I’m victim to a nostalgia of my own making, fueled most likely by untrustworthy childhood memories and nurtured by stories written by people with their own untrustworthy memories. It’s the town of porch swings and pies cooling on windowsills; of twilights filled with fireflies and hearing in the distance a woman call a child into the house followed a few seconds later by the squeak and slam of a screen door. It’s a town that each Fourth of July or Memorial Day adorns the street lamps with American flags; that has a Town Hall built of rough-hewn sandstone that sits solidly and silently guarding the grassy square and the white gazebo decked with giant baskets dripping with flowers. There’s an ice cream shop, a diner offering real “home-cooking,” a notions store and a post office that’s been there as long as anyone can remember.

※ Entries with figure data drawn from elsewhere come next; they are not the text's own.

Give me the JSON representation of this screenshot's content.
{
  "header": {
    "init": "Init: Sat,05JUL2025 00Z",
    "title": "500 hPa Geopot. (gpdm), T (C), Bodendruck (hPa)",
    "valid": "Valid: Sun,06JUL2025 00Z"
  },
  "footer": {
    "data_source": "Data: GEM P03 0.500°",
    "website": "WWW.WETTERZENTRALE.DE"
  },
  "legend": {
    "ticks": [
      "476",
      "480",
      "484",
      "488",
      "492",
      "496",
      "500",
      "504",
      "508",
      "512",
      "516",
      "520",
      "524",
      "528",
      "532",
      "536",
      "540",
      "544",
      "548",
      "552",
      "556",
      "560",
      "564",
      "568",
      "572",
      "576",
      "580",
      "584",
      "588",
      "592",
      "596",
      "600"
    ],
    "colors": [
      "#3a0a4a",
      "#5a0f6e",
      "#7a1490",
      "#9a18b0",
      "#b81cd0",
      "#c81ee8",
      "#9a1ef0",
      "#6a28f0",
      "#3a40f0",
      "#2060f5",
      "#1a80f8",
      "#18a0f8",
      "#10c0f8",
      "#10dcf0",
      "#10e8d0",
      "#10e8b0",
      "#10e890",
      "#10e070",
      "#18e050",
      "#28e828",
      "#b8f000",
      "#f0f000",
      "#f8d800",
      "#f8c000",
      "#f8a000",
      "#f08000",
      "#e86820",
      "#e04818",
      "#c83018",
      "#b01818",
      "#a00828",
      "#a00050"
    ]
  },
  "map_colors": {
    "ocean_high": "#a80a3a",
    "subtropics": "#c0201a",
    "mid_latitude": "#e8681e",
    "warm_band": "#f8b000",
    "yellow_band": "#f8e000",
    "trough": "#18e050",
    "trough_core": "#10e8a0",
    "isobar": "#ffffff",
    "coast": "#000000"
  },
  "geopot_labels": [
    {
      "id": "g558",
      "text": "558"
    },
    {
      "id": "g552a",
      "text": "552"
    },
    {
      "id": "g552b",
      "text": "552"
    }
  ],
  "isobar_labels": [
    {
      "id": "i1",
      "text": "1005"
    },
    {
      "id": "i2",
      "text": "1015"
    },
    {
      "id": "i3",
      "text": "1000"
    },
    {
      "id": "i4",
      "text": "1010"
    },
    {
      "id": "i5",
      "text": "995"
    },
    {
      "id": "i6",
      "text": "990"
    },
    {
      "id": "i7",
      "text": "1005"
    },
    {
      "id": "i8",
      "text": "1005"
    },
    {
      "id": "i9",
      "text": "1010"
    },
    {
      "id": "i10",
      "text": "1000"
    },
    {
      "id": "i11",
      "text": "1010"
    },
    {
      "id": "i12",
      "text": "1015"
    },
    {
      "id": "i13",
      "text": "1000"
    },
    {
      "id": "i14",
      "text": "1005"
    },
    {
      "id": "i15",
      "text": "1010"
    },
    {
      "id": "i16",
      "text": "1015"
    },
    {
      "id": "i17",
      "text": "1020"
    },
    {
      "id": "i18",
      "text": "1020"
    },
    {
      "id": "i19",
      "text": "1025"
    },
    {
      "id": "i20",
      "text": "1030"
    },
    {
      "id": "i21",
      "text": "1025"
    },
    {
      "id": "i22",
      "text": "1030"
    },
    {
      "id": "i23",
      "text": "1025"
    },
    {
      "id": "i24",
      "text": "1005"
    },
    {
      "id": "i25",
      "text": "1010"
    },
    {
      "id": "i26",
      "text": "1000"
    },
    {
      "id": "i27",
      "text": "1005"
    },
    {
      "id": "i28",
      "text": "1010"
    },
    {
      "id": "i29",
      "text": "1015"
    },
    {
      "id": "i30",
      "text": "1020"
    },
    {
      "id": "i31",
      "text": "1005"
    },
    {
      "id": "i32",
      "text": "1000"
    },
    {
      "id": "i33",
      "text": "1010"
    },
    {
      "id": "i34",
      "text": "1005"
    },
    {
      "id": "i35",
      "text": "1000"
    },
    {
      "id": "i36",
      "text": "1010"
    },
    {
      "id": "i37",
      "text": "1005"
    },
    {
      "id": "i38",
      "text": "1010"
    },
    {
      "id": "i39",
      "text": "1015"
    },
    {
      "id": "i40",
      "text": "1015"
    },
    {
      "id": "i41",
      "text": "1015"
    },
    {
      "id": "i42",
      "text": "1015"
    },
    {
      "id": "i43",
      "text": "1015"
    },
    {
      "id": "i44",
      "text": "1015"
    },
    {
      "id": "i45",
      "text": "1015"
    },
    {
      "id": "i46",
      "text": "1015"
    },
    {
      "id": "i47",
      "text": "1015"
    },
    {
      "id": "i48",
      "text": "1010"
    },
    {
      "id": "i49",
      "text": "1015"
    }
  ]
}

I’ve driven through and past hundreds of these towns. As a family we spent a lot of time on the road and dad was prone to taking blue highways and back country roads that zigged erratically in every direction. The single main street (often called Main) that from vast fields of corn suddenly sprouted a neat row of houses and a wide sidewalk pushed tectonically here and there by the roots of the old maples and oaks that lined them. Old iron fences, painted black, decorative but unreliable guardians of neat lawns. The houses gave way to brick buildings, each with a block of sandstone at the top boasting the year they were built. In another block one is back to houses and after a half mile, deep into cornfields again.
I grew up in a small town, and although it has a town square with a gazebo, it isn’t an inviting place. Two of the four corners of its two main streets have gas stations on them. Fast food restaurants line the roads; there is no sidewalk anywhere. This is not to say there is nothing good about living in a small town – I prefer it to living in a large city – but does my impossible ideal exist?
After many years living in major metropolitan areas, I again live at the outskirts of a small town. To say it lacks charm is like saying the Hunchback of Notre Dame had a minor back problem. The main street has more boarded up buildings than functioning stores. The
barber at the barbershop where I used to get my hair cut (he’s since gone out
of business) would tell me stories of police corruption and drug
trafficking. As he told it, our town is
as corrupt as the Chicago mayor’s office (pick your century). There is nothing for teenagers – or anyone else – to do; no movie theater, no video store, no bowling alley nor mall. The park is under-utilized. Work is scarce and if you’re looking for amenities or good restaurants, keep heading west until you hit Oklahoma City. One or two of the town’s buildings wear the charm of the distant past, but they’re marred by neglect, flaking murals or fire damage. Meth is a serious problem. Cold medicine was tempting enough to inspire a recent break-in at the local Walmart.
And yet my dream persists. I can’t imagine I will stop seeking in one way or another the idyllic small town. I’ll probably drive through many more that look like it during my lifetime. The perfect small town is the place just out of grasp, always somewhere else; in the next state or just down the road.